With Jane Rudloff at The Browser, Burkeman discussed five top books on happiness through negative thinking, including:
The Wisdom of InsecurityRead about another book Burkeman tagged at The Browser.
by Alan Watts
The Wisdom of Insecurity by Alan Watts also feeds into this idea [that we "should try to rest in uncertainties and doubts, accepting that they’re a part of us, rather than trying to stamp them out so as not to have to think about them"].
This is a very thin book but a mind-blowing one. In many ways it was part of my motivation to write my book. Alan Watts was a philosophical populariser. He called himself a “spiritual entertainer”, and went around the world giving lectures and writing popular books about Eastern philosophies such as Zen Buddhism and Taoism. This book is about non-dualism – the theory that in some sense, everything is one. It’s the principle encapsulated in the symbols of yin and yang. These days it is often seen as cheesy and New Age. But there’s vastly more to it than that.
In this book Watts argues that the reason why we feel so insecure is because of all our struggles to feel secure. He was writing in the 1950s, but we surely feel just as insecure, indeed more so, today. He calls this “the law of reversed effort”. Our security-seeking efforts, like many other techniques of positivity, are all about trying to shore up our own egos – to make ourselves into well-defended, separate units. Watts argues that this is based on a fundamental failure to understand how life works.

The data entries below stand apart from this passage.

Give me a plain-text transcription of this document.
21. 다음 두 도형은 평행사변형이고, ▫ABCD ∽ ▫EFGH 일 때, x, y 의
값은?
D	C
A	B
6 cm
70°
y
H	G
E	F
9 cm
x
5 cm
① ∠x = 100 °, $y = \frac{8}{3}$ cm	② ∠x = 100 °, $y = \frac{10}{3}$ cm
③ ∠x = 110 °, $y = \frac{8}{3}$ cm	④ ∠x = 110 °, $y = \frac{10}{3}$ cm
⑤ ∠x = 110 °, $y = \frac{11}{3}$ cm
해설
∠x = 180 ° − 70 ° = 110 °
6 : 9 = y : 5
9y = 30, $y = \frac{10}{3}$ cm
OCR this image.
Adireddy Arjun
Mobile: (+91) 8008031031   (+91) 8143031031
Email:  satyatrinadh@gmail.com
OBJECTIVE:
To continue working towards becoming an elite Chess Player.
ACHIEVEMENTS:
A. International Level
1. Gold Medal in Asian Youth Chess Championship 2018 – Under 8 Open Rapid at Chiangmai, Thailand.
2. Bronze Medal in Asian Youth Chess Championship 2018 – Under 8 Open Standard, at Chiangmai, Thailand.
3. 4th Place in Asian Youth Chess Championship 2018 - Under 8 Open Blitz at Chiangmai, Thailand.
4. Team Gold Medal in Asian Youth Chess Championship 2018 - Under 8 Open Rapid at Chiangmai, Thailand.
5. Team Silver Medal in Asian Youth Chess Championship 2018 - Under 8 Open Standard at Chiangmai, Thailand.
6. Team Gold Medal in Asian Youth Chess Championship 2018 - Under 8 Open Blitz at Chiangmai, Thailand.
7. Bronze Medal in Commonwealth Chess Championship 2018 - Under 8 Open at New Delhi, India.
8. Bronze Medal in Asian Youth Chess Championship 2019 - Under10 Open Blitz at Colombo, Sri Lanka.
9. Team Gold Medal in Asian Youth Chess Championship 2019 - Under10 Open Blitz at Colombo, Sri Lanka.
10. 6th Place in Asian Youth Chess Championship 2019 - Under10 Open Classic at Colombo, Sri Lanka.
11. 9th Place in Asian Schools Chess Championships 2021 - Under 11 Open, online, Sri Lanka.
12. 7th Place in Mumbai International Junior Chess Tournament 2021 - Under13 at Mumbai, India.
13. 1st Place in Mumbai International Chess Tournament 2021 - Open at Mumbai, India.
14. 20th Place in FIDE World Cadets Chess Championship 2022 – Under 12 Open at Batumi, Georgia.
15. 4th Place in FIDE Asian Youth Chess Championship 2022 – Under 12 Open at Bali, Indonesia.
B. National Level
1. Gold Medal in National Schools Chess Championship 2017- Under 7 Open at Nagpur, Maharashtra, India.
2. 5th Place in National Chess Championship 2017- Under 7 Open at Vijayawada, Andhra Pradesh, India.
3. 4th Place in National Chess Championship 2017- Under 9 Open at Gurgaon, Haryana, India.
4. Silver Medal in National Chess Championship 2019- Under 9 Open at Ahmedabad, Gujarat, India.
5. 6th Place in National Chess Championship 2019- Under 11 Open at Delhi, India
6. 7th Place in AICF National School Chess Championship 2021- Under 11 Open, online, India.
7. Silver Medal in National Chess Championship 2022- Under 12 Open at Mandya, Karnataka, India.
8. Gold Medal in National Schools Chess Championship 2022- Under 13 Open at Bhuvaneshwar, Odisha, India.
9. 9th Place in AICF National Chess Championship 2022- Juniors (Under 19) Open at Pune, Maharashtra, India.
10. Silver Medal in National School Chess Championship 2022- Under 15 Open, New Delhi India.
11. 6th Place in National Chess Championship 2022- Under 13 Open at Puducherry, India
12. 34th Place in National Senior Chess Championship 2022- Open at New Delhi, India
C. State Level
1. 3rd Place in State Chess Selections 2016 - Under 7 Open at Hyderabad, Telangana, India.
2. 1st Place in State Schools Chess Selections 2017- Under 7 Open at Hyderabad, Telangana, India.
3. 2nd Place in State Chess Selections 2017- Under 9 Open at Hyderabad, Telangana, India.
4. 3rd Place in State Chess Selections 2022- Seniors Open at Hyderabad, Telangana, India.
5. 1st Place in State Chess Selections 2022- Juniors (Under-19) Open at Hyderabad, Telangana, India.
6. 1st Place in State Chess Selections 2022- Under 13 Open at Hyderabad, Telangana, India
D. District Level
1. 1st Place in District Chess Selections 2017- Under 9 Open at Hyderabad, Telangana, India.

What does he suggest we do instead?
What he is pointing to is that the concepts of positive and negative are entwined, and must ultimately be transcended. Focusing on only one side of the human emotional repertoire doesn’t work. It denies life, and it denies reality. Trying to live a life that is only positive, Watts would argue, is like trying to imagine a wave that only has a crest and not a trough. Well, that’s not a wave.